Recommended Project Structure
wordpress-nextjs-app/
├─ next.config.js
├─ package.json
├─ tsconfig.json
├─ .env.local
├─ public/
├─ src/
│ ├─ pages/
│ │ ├─ index.tsx
│ │ └─ posts/[slug].tsx
│ ├─ components/
│ │ ├─ Header.tsx
│ │ └─ PostCard.tsx
│ ├─ graphql/
│ │ ├─ queries.ts
│ │ └─ fragments.ts
│ ├─ lib/
│ │ ├─ fetchGraphQL.ts
│ │ └─ api.ts
│ └─ hooks/
│ └─ useWPGraphQL.ts
├─ graphql-schema.generated.d.ts
Core Engineering Principles
- Explicit data contracts and stable interfaces across WPGraphQL queries and frontend components.
- Security by default: protect WPGraphQL endpoints, avoid leaking secrets, and validate responses.
- Type safety and explicit typing for all GraphQL data and Next.js props.
- Reproducible builds and verifiable tests for every change.
- Performance: memoize heavy queries, use ISR, and preload critical data.
- Observability: structured logging and error boundaries for data fetching layers.
- Cursor AI governance: auditable prompts, safe defaults, and explicit anti-patterns.
Code Construction Rules
- Fetch GraphQL data from a single WPGraphQL endpoint configured via environment variables.
- Define GraphQL queries in src/graphql with explicit types and fragments; generate TS types if possible.
- Use getStaticProps with revalidate for public blog-like content; use getServerSideProps for personalized data.
- Client components should not perform GraphQL requests directly; use a centralized data layer.
- All data fetching should handle GraphQL errors gracefully and provide fallback UI.
- Respect WordPress data schema; do not request non-existent fields.
Security and Production Rules
- Store secrets in environment variables; never in client code.
- Enable CSRF protection when using forms that trigger GraphQL mutations.
- Validate all inputs and sanitize data returned from WordPress before rendering.
- Use HTTPS, secure cookies, and proper CORS settings for GraphQL endpoints.
Testing Checklist
- Unit tests for React components and hooks that render GraphQL data.
- Integration tests for GraphQL queries against a test WPGraphQL instance.
- End-to-end tests that cover content rendering and navigation in Next.js.
- CI checks for linting, type checking, and test suites; ensure reproducible builds.
Common Mistakes to Avoid
- Relying on REST endpoints for data that is available via GraphQL; this duplicates data paths and introduces drift.
- Exposing secret tokens in client-side code or public repos.
- Assuming WordPress data structure is static; WordPress content evolves and can vary by site configuration.
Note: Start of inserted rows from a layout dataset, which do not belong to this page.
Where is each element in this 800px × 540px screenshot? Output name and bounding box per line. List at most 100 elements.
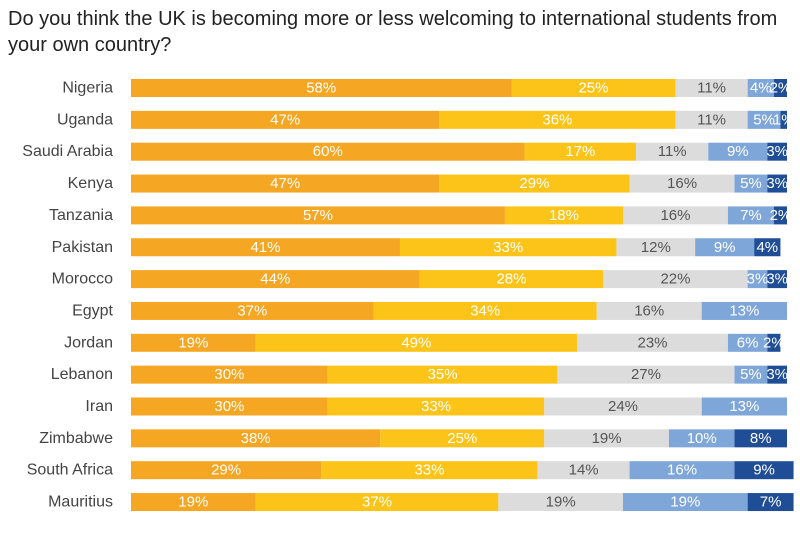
bar-jordan-segment-3 <box>577 333 728 352</box>
data-label-tanzania-segment-1: 57% <box>303 207 333 224</box>
bar-nigeria-segment-3 <box>675 79 748 97</box>
bar-saudi-arabia-segment-5 <box>767 142 787 161</box>
bar-mauritius-segment-5 <box>747 493 794 512</box>
bar-zimbabwe-segment-1 <box>131 429 381 448</box>
bar-kenya-segment-1 <box>131 174 440 193</box>
data-label-egypt-segment-2: 34% <box>470 302 500 319</box>
data-label-nigeria-segment-1: 58% <box>306 80 336 97</box>
bar-zimbabwe-segment-2 <box>380 429 545 448</box>
data-label-south-africa-segment-3: 14% <box>569 462 599 479</box>
bar-tanzania-segment-1 <box>131 206 505 225</box>
bar-south-africa-segment-3 <box>537 461 630 480</box>
data-label-mauritius-segment-2: 37% <box>362 494 392 511</box>
category-label-uganda: Uganda <box>57 111 113 128</box>
data-label-uganda-segment-3: 11% <box>697 111 726 128</box>
bar-kenya-segment-5 <box>767 174 787 193</box>
data-label-morocco-segment-1: 44% <box>260 271 290 288</box>
bar-pakistan-segment-4 <box>695 238 755 257</box>
bar-tanzania-segment-4 <box>727 206 774 225</box>
bar-south-africa-segment-5 <box>734 461 794 480</box>
bar-jordan-segment-1 <box>131 333 256 352</box>
category-label-kenya: Kenya <box>68 175 113 192</box>
data-label-south-africa-segment-4: 16% <box>667 462 697 479</box>
bar-lebanon-segment-5 <box>767 365 787 384</box>
data-label-lebanon-segment-3: 27% <box>631 366 661 383</box>
category-label-south-africa: South Africa <box>27 462 113 479</box>
data-label-tanzania-segment-4: 7% <box>740 207 762 224</box>
data-label-kenya-segment-2: 29% <box>519 175 549 192</box>
bar-morocco-segment-2 <box>419 270 604 289</box>
data-label-iran-segment-2: 33% <box>421 398 451 415</box>
bar-saudi-arabia-segment-4 <box>708 142 768 161</box>
data-label-saudi-arabia-segment-1: 60% <box>313 143 343 160</box>
data-label-lebanon-segment-5: 3% <box>766 366 788 383</box>
bar-lebanon-segment-1 <box>131 365 328 384</box>
data-label-pakistan-segment-4: 9% <box>714 239 736 256</box>
data-label-south-africa-segment-5: 9% <box>753 462 775 479</box>
bar-pakistan-segment-3 <box>616 238 696 257</box>
bar-pakistan-segment-1 <box>131 238 400 257</box>
bar-zimbabwe-segment-4 <box>668 429 735 448</box>
data-label-iran-segment-4: 13% <box>729 398 759 415</box>
data-label-jordan-segment-3: 23% <box>638 334 668 351</box>
data-label-nigeria-segment-5: 2% <box>770 80 792 97</box>
data-label-kenya-segment-5: 3% <box>766 175 788 192</box>
data-label-tanzania-segment-5: 2% <box>770 207 792 224</box>
bar-iran-segment-3 <box>544 397 702 416</box>
data-label-egypt-segment-4: 13% <box>729 302 759 319</box>
bar-pakistan-segment-5 <box>754 238 781 257</box>
bar-uganda-segment-4 <box>747 110 781 129</box>
data-label-saudi-arabia-segment-4: 9% <box>727 143 749 160</box>
data-label-zimbabwe-segment-3: 19% <box>592 430 622 447</box>
data-label-mauritius-segment-3: 19% <box>546 494 576 511</box>
bar-zimbabwe-segment-5 <box>734 429 787 448</box>
data-label-uganda-segment-4: 5% <box>753 111 775 128</box>
data-label-uganda-segment-5: 1% <box>773 111 795 128</box>
data-label-egypt-segment-1: 37% <box>237 302 267 319</box>
data-label-zimbabwe-segment-2: 25% <box>447 430 477 447</box>
bar-nigeria-segment-1 <box>131 79 512 97</box>
bar-jordan-segment-2 <box>255 333 578 352</box>
category-label-zimbabwe: Zimbabwe <box>39 430 113 447</box>
data-label-zimbabwe-segment-5: 8% <box>750 430 772 447</box>
category-label-morocco: Morocco <box>52 271 113 288</box>
bar-tanzania-segment-3 <box>623 206 728 225</box>
data-label-iran-segment-1: 30% <box>214 398 244 415</box>
data-label-saudi-arabia-segment-5: 3% <box>766 143 788 160</box>
data-label-morocco-segment-2: 28% <box>496 271 526 288</box>
bar-kenya-segment-4 <box>734 174 768 193</box>
data-label-uganda-segment-1: 47% <box>270 111 300 128</box>
data-label-pakistan-segment-2: 33% <box>493 239 523 256</box>
data-label-lebanon-segment-4: 5% <box>740 366 762 383</box>
bar-egypt-segment-2 <box>373 301 597 320</box>
bar-lebanon-segment-2 <box>327 365 558 384</box>
bar-jordan-segment-4 <box>727 333 768 352</box>
bar-tanzania-segment-5 <box>773 206 787 225</box>
category-label-saudi-arabia: Saudi Arabia <box>22 143 113 160</box>
bar-kenya-segment-3 <box>629 174 735 193</box>
data-label-uganda-segment-2: 36% <box>542 111 572 128</box>
bar-saudi-arabia-segment-2 <box>524 142 637 161</box>
bar-lebanon-segment-4 <box>734 365 768 384</box>
data-label-jordan-segment-5: 2% <box>763 334 785 351</box>
bar-saudi-arabia-segment-3 <box>636 142 709 161</box>
data-label-tanzania-segment-2: 18% <box>549 207 579 224</box>
data-label-pakistan-segment-1: 41% <box>250 239 280 256</box>
bar-uganda-segment-5 <box>780 110 787 129</box>
bar-mauritius-segment-2 <box>255 493 499 512</box>
bar-nigeria-segment-5 <box>773 79 787 97</box>
data-label-saudi-arabia-segment-3: 11% <box>658 143 687 160</box>
bar-south-africa-segment-2 <box>321 461 538 480</box>
data-label-nigeria-segment-2: 25% <box>578 80 608 97</box>
category-label-egypt: Egypt <box>72 302 113 319</box>
bar-iran-segment-1 <box>131 397 328 416</box>
bar-zimbabwe-segment-3 <box>544 429 669 448</box>
bar-lebanon-segment-3 <box>557 365 735 384</box>
bar-iran-segment-2 <box>327 397 545 416</box>
bar-pakistan-segment-2 <box>399 238 617 257</box>
bar-uganda-segment-1 <box>131 110 440 129</box>
category-label-lebanon: Lebanon <box>51 366 113 383</box>
data-label-mauritius-segment-4: 19% <box>670 494 700 511</box>
bar-nigeria-segment-2 <box>511 79 676 97</box>
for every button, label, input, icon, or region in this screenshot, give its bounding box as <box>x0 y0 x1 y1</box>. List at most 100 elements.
- Ignoring WordPress nonce and capability checks where mutations are performed.
FAQ
What is a Cursor rules template?
A Cursor rules template defines a repeatable set of AI-guided rules for a specific stack. For WordPress headless GraphQL with Next.js, it codifies how Cursor AI should generate, validate, and optimize code, data fetching, and security practices for this integration.
How do I use this template in my project?
Copy the included .cursorrules block into your project root as .cursorrules and tailor environment values. Then run Cursor AI commands to scaffold or validate the WordPress GraphQL Next.js integration against the template rules.
What stack considerations are included?
The template focuses on WPGraphQL, WordPress as a headless CMS, and a Next.js frontend. It emphasizes GraphQL queries, type safety, ISR/SSR decisions, and secure data access patterns for WordPress data in Next.js.
What should I test to ensure correctness?
Test GraphQL query validity against WPGraphQL, component rendering for data-driven pages, and end‑to‑end flows from Next.js pages to WordPress data. Include security tests for mutations and proper handling of failed requests.
Can I extend this template to other stacks?
Yes, use it as a baseline. Replace WPGraphQL specifics with the equivalent data layer for another CMS, but preserve safe AI usage rules, data contracts, and testing practices described in the template.